That was all; there was no legacy, no further directions.
“Allow me to congratulate-” began the elder lawyer.
“No-no-oh, stay a bit,” cried she, in breathless dismay and bewilderment. “It can’t be! It can’t mean only me. There must be something about Elvira de Menella.”
“I fear there is not,” said Mr. Rowse; “I could wish my late client had attended more to the claims of justice, and had divided the property, which could well have borne it; but unfortunately it is not so.”
“It is exactly as he led us to expect,” said Mr. Gould. “We have no right to complain, and very likely the child will be much happier without it.
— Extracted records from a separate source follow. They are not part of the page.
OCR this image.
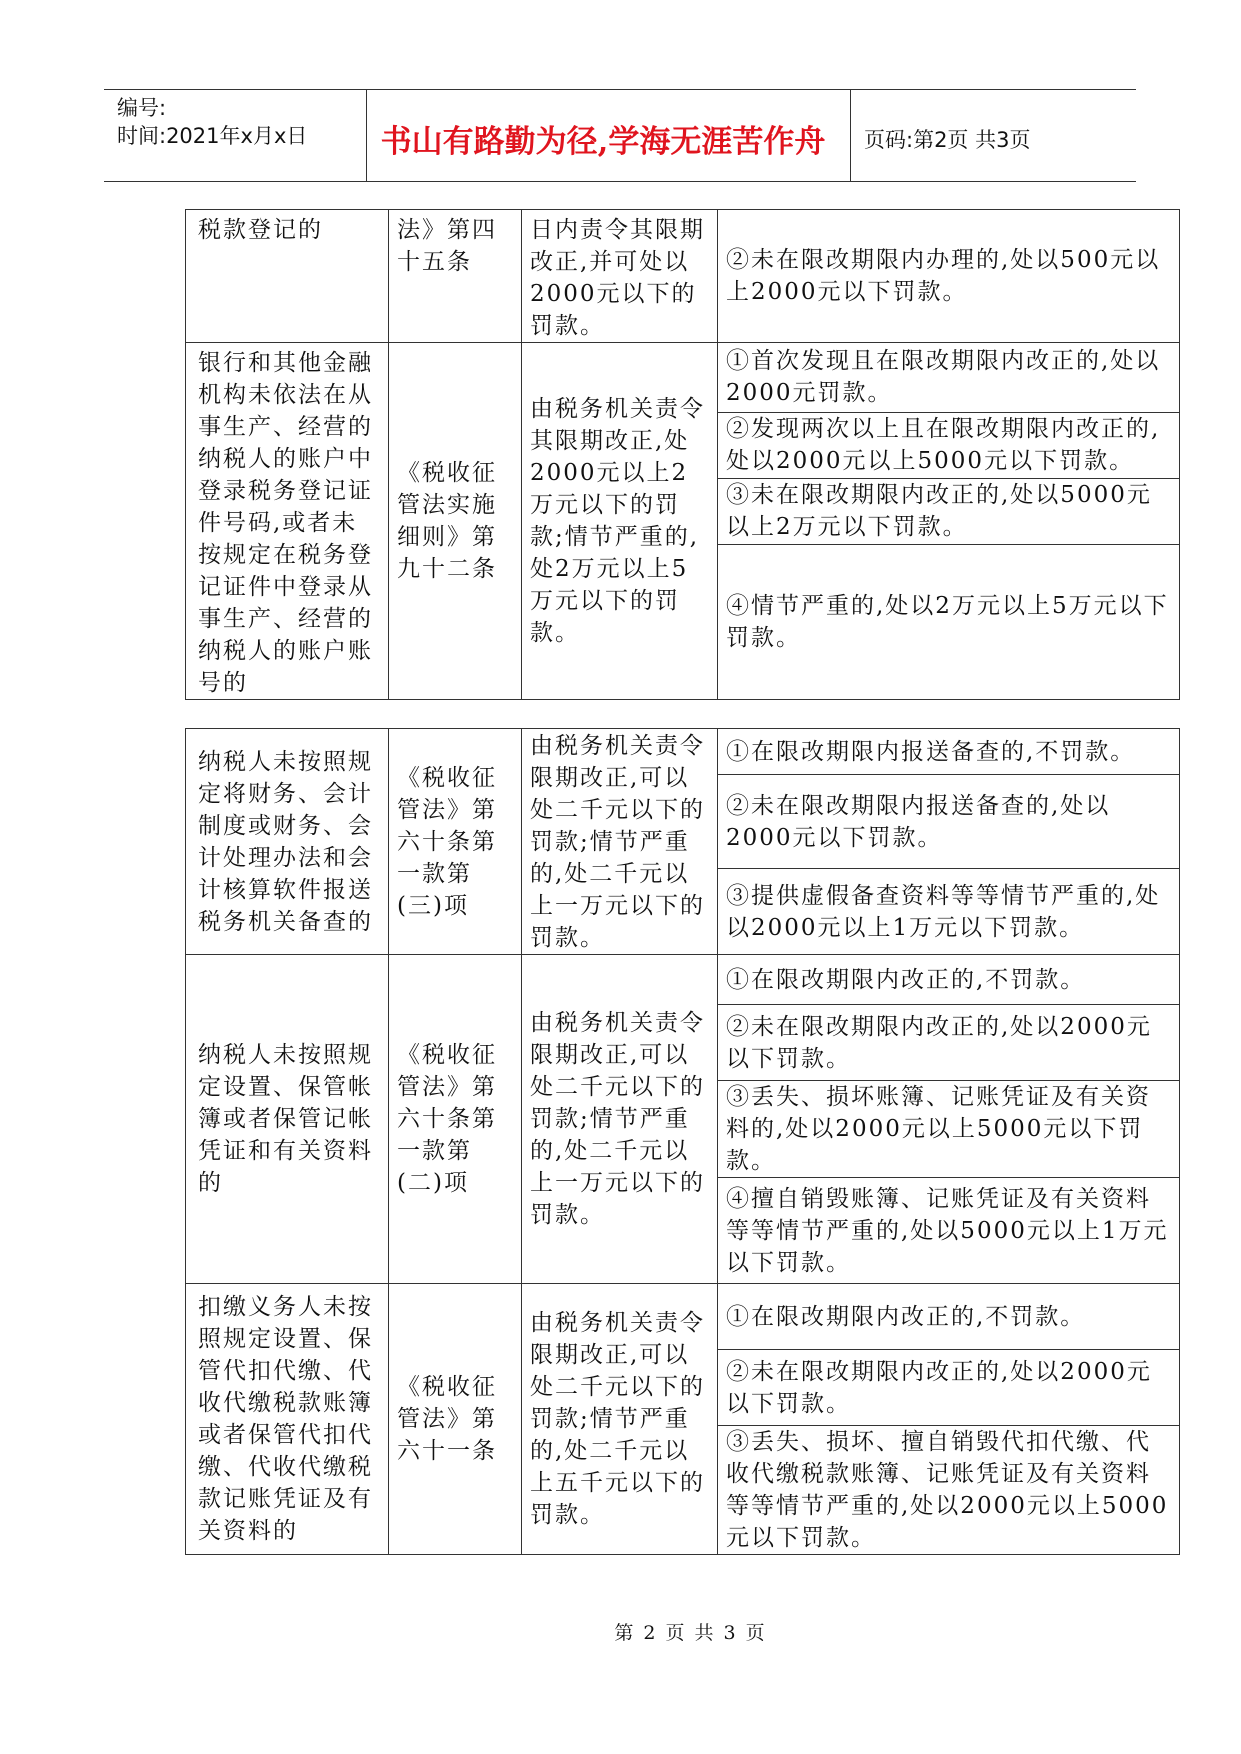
编号:
时间:2021年x月x日	书山有路勤为径,学海无涯苦作舟	页码:第2页 共3页
税款登记的	法》第四十五条	日内责令其限期改正,并可处以2000元以下的罚款。	②未在限改期限内办理的,处以500元以上2000元以下罚款。
银行和其他金融机构未依法在从事生产、经营的纳税人的账户中登录税务登记证件号码,或者未按规定在税务登记证件中登录从事生产、经营的纳税人的账户账号的	《税收征管法实施细则》第九十二条	由税务机关责令其限期改正,处2000元以上2万元以下的罚款;情节严重的,处2万元以上5万元以下的罚款。	①首次发现且在限改期限内改正的,处以2000元罚款。
			②发现两次以上且在限改期限内改正的,处以2000元以上5000元以下罚款。
			③未在限改期限内改正的,处以5000元以上2万元以下罚款。
			④情节严重的,处以2万元以上5万元以下罚款。
纳税人未按照规定将财务、会计制度或财务、会计处理办法和会计核算软件报送税务机关备查的	《税收征管法》第六十条第一款第(三)项	由税务机关责令限期改正,可以处二千元以下的罚款;情节严重的,处二千元以上一万元以下的罚款。	①在限改期限内报送备查的,不罚款。
			②未在限改期限内报送备查的,处以2000元以下罚款。
			③提供虚假备查资料等等情节严重的,处以2000元以上1万元以下罚款。
纳税人未按照规定设置、保管帐簿或者保管记帐凭证和有关资料的	《税收征管法》第六十条第一款第(二)项	由税务机关责令限期改正,可以处二千元以下的罚款;情节严重的,处二千元以上一万元以下的罚款。	①在限改期限内改正的,不罚款。
			②未在限改期限内改正的,处以2000元以下罚款。
			③丢失、损坏账簿、记账凭证及有关资料的,处以2000元以上5000元以下罚款。
			④擅自销毁账簿、记账凭证及有关资料等等情节严重的,处以5000元以上1万元以下罚款。
扣缴义务人未按照规定设置、保管代扣代缴、代收代缴税款账簿或者保管代扣代缴、代收代缴税款记账凭证及有关资料的	《税收征管法》第六十一条	由税务机关责令限期改正,可以处二千元以下的罚款;情节严重的,处二千元以上五千元以下的罚款。	①在限改期限内改正的,不罚款。
			②未在限改期限内改正的,处以2000元以下罚款。
			③丢失、损坏、擅自销毁代扣代缴、代收代缴税款账簿、记账凭证及有关资料等等情节严重的,处以2000元以上5000元以下罚款。
第 2 页 共 3 页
You have a fine family growing up to enjoy it, Mrs. Brownlow, and I am sure no one congratulates you more heartily than I.”
“Don’t; it can’t be,” cried the heiress, nearly crying, and wringing the old farmer’s hand. “He must have meant Elvira. You know he sent for you. Has everything been hunted over? There must be a later will.”
“Indeed, Mrs. Brownlow,” said the solicitor, “you may rest assured that full search has been made. Mr. Richards had the same impression, and we have been searching every imaginable receptacle.”
“Besides,” added Colonel Brownlow, “if he had made another will there would have been witnesses.”
“Yes,” said Mr. Richards; “but to make matters certain, I wrote to several of the servants to ask whether they remembered any attestation, but no one did; and indeed I doubt whether, after his arrival here, poor Mr. Barnes ever had sustained power enough to have drawn up and executed a will without my assistance, or that of any legal gentleman.”
“It is too hard and unjust,” cried Caroline; “it cannot be. I must halve it with the child, as if there had been no will at all. Robert! you know that is what your brother would have done.”
“That would be just as well as generous, indeed, if it were practicable,” said Mr. Rowse; “but unfortunately Colonel Brownlow and myself (for Mr. Ball is dead) are in trust to prevent any such proceeding. All that is in your power is to divide the property among your own family by will, in such proportion as you may think fit.”
“Quite true, my dear sister,” said the Colonel, meeting her despairing appealing look, “as regards the principal, but the ready money at the bank and the income are entirely at your own disposal, and you can, without difficulty, secure a very sufficient compensation to the little girl out of them.”
“No doubt,” said Mr. Rowse.
“You’ll let me-you’ll let me, Mr. Gould,” implored Caroline; “you’ll let me keep her, and do all I can to make up to her. You see the Colonel thinks it is only justice; don’t you, Robert?”
“Mrs. Brownlow is quite right,” said the Colonel, seeing that her vehemence was a little distrusted; “it will be only an act of justice to make provision for your granddaughter.”